Coral reef fish spend weeks scouting out a new neighbourhood before they move in - just like human house buyers do, Edinburgh scientists have revealed.
A cardinalfish hiding in coral off the coast of the Philippines
The fish use their acute sense of hearing to eavesdrop on locations before deciding where to live.
Edinburgh University researchers studied shoals of fish near the Great Barrier Reef off Australia.
They found damselfish, cardinalfish, emperors and blennies chose communities by the "reef noise" they give off.
They then choose one based on their needs - in much the same way that a human would choose a new neighbourhood based on local schools or work commitments.
Very young fish - those who have just developed as larvae in the open sea - choose locations with invertebrates such as shrimp, which give off a high frequency sound, and hide in holes snatching passing food.
As they grow older, scientists say the fish become "more aware" of the social groups and communities they would like to live in.
They are then drawn towards reefs populated with fish - which produce a lower pitched sound - where they can find shoal mates, forage for food and expand their territories.
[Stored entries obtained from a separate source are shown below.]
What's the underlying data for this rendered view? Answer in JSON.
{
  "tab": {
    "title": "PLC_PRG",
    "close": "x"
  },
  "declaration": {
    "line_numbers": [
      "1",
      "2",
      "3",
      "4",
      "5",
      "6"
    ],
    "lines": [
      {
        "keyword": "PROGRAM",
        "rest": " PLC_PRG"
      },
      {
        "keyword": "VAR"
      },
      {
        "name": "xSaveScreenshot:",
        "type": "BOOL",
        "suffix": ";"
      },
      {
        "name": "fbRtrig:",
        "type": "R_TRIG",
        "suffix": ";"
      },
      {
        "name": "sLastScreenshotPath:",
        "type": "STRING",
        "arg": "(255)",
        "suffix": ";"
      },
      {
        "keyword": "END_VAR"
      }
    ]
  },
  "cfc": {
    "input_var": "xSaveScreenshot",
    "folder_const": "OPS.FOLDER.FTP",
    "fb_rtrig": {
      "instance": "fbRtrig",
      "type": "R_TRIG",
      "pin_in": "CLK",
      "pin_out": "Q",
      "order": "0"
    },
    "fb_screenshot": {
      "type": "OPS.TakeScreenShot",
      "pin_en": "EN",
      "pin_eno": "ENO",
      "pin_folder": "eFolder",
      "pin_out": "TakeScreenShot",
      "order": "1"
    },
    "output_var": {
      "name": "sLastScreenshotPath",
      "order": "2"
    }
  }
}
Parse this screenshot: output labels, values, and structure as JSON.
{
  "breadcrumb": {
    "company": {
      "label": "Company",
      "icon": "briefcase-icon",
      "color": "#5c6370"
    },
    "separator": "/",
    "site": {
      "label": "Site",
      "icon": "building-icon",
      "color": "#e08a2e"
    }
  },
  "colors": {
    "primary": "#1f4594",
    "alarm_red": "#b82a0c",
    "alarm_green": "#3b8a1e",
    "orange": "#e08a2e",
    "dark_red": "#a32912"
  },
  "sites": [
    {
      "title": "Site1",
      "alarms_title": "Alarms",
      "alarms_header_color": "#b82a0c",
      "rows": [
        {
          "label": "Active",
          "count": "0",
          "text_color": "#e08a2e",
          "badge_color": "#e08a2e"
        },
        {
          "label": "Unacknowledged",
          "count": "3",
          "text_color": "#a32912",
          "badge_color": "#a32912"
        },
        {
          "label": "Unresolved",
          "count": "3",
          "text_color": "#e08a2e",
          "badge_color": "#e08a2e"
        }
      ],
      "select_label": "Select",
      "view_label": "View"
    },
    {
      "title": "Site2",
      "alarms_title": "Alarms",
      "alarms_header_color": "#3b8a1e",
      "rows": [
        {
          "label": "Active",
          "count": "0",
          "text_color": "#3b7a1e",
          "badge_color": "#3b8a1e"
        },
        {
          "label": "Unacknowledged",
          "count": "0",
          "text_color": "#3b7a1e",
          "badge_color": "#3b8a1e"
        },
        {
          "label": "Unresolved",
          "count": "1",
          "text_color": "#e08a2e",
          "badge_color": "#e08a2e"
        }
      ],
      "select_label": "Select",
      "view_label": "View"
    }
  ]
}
The research shows that these natural "cues" are important for determining how communities are established.
Damselfish swim on a coral head in the Philippines
Shipping, drilling, mining and active sonar are all adding to levels of noise pollution, but the impacts on community structure are not known.
Dr Steve Simpson, of Edinburgh University's school of biological sciences, said: "These findings show that hearing is crucial for the survival of fish.
"Reef noise includes the sounds of invertebrates and fish feeding, and so provides other fish with direct information about the residents on the reef."
The research, funded by the Natural Environment Research Council (NERC) , the Fisheries Society of the British Isles (FSBI) and the British Ecological Society, has been published in the journals Coral Reefs, Animal Behaviour and Proceedings of the Royal Society.